Erstellt am: 27. 9. 2010 - 11:00 Uhr
Die Kunst des Verschwindens
"Fast jeden Tag müssen wir uns irgendwo anmelden, beteiligen uns an der nächsten Welle von Sites und Services, die etwas Anderes, Neues versprechen. Und so lange diese permanente Revolution weitergeht, ist es sehr schwer, im Internet von Nachhaltigkeit zu sprechen."
So lautet die Kurzanalyse des niederländischen Sozialwissenschafters Geert Lovink im Interview mit FM4 auf die Frage, wie stabil und beständig die gegenwärtige Struktur des Web ist. Lovink kann gute Vergleiche ziehen: Er beschäftigt sich bereits seit den frühen 1990er Jahren mit Online-Gemeinschaften und Kommunikationsdynamiken im Internet.
Kurze Halbwertszeiten
Warum Online-Communities und Social Web-Portale - etwa MySpace - oft schnell große Erfolge feiern, um dann wenige Jahre später ihre Relevanz wieder zu verlieren, ist schwer zu sagen. Noch viel prekärer wird die Situation, wenn Web-Plattformen zu einem ganz konkreten Zweck gegründet werden.
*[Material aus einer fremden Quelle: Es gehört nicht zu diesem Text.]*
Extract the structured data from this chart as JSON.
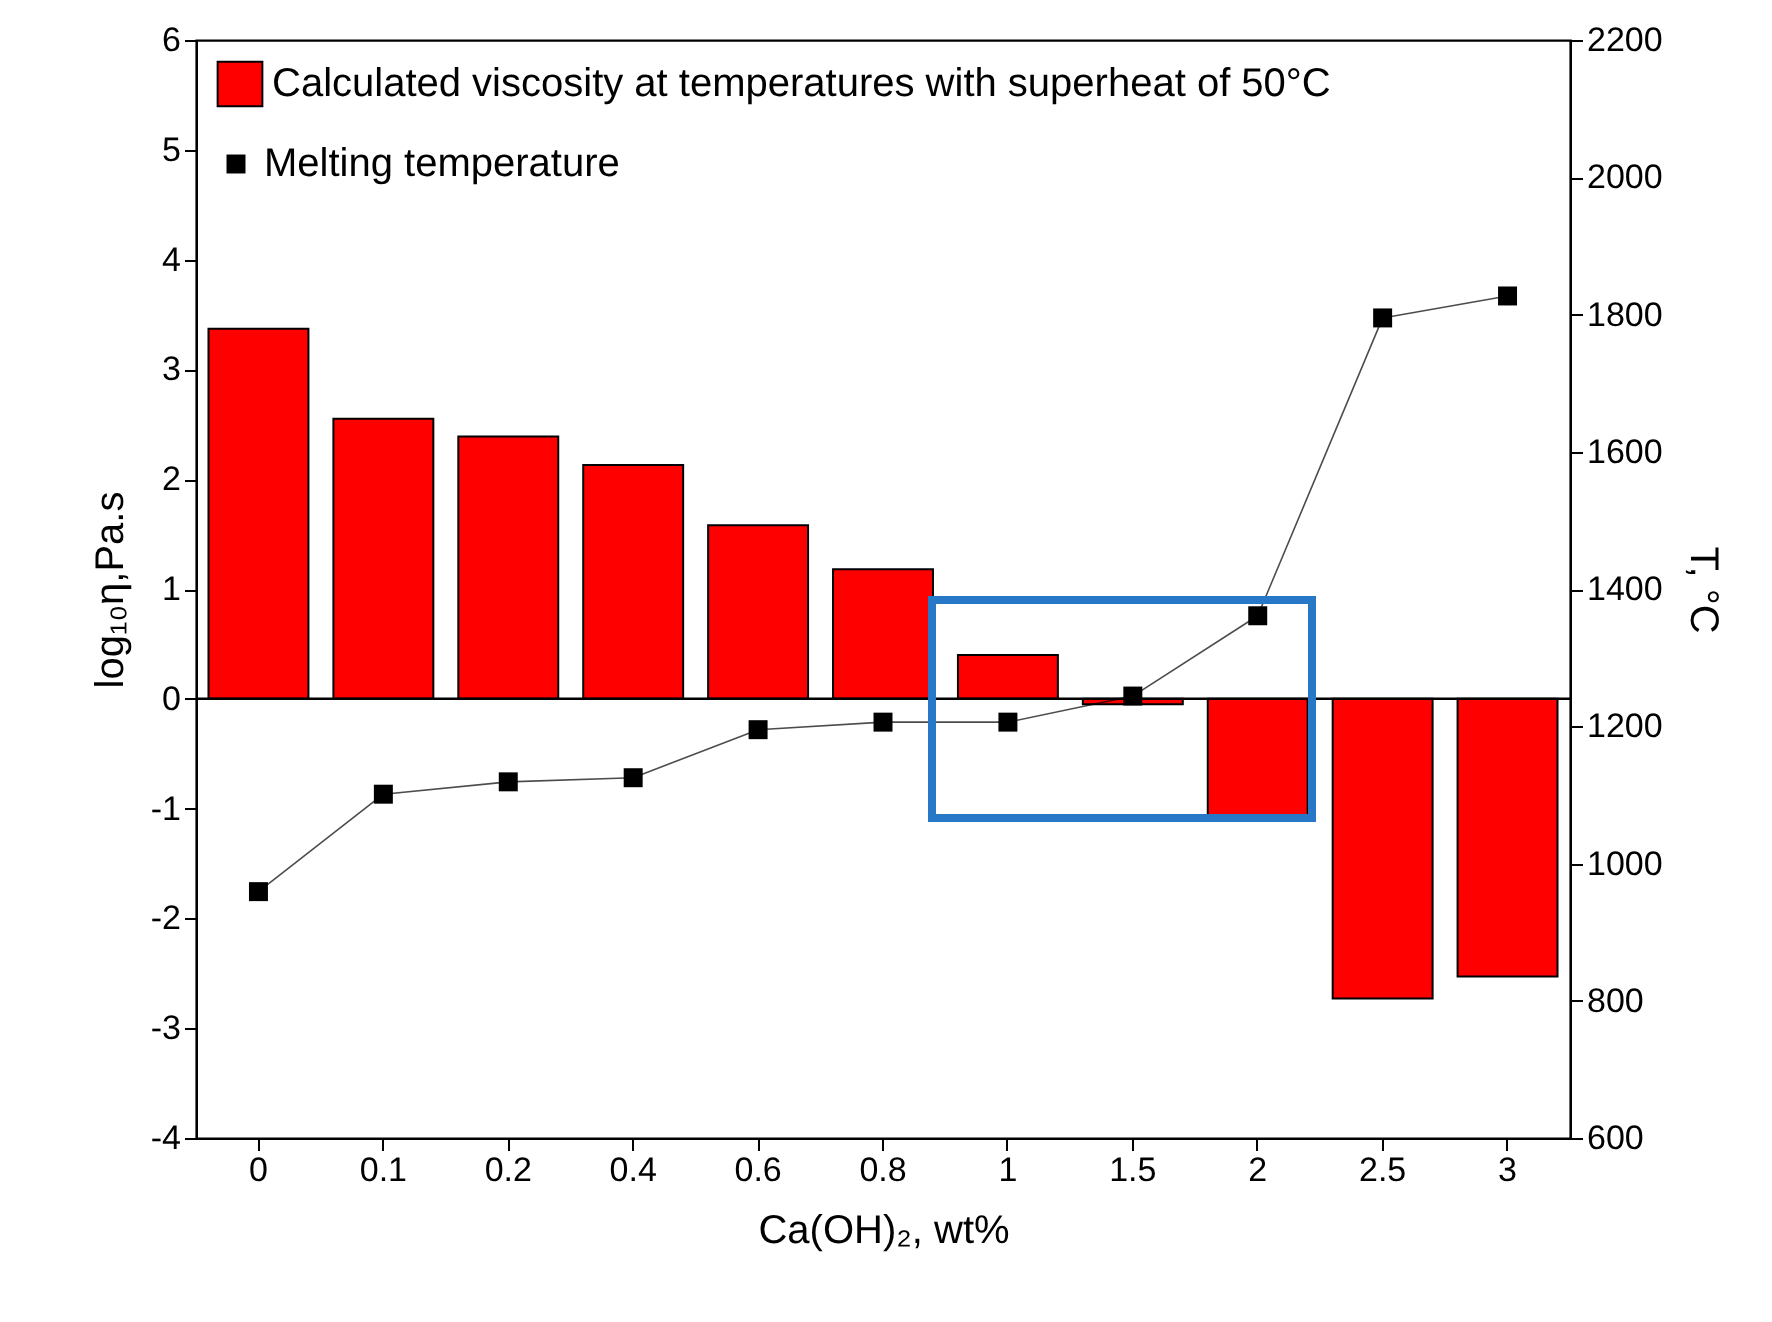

Das Projekt "Uni brennt", diesjähriger Preisträger in der Kategorie "Digital Communities" beim Prix Ars Electronica, kämpft seit dem vergangenen Jahr für eine von Studierenden und Lehrenden selbstbestimmte Universitätsverwaltung. Nun ist man jedoch an einem schwierigen Punkt angelangt: Den nächsten wichtigen Schritt zu machen und dabei nicht an Boden zu verlieren, ist eine große Herausforderung.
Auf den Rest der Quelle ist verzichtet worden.